Statute of the Hague Conference on Private International Law
- Type: Convention
- Date of signature: 01/09/1953
- Place of signature: The Hague, The Netherlands
- Depositary: Government of the Netherlands
- Date of entry into force: 15/07/1955
What is it about?
The Hague Conference on Private International Law is an Intergovernmental Organization – headquartered at The Hague, the Netherlands – created “to work for the progressive unification of the rules of private international law” (Statute, Article 1). In order to achieve this, the Conference carries out negotiations and drafting of multilateral treaties in the different fields of private international law.
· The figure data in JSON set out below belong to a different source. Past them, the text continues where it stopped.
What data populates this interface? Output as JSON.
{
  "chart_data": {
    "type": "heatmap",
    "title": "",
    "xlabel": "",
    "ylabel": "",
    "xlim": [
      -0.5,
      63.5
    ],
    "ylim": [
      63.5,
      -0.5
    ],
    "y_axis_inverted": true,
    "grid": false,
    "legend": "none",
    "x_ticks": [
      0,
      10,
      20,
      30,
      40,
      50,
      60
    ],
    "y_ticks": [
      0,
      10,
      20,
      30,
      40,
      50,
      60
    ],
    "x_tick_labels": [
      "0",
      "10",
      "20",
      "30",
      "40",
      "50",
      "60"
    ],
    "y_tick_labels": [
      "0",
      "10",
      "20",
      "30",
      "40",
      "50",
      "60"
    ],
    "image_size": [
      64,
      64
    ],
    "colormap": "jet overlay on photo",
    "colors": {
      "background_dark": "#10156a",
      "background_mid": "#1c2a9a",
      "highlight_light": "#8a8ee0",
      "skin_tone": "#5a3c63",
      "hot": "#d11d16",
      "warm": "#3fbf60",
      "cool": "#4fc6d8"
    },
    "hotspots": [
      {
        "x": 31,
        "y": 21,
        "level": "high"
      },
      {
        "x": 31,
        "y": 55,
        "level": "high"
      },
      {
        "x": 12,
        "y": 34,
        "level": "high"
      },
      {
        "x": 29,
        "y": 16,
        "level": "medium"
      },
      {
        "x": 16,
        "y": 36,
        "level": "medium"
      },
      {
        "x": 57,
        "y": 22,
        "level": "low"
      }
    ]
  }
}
After preparatory research done by the Secretariat, preliminary drafts of the Conventions are drawn up by the Special Commissions composed of governmental experts. The drafts are then discussed and adopted by State representatives at the Plenary Session of the Conference. The Conference deals with personal and family issues, such as status and protection of children, as well as with commercial issues – such as recognition of companies, conflict of laws for contracts and jurisdiction and enforcement of foreign judgments. The multilateral treaties signed within the Conference contribute to increase the degree of legal security of international commercial transactions.
Why is it relevant?
By adhering to the Conference, States can actively participate in the process of drafting (through Special Commissions) and adopting (at the Plenary Session) multilateral trade conventions in the field of private international law. Only if invited, non-member States can participate at the Plenary Session on equal footing with member States. In addition, the Secretariat of the Conference – the Permanent Bureau – maintains close contact with the governments of its Member States through National Organs designated by each government.
In order to promote international co-operation and to ensure co-ordination of the work undertaken by different bodies, the Hague Conference on Private International Law has close contacts with a number of International Organizations, including the United Nations.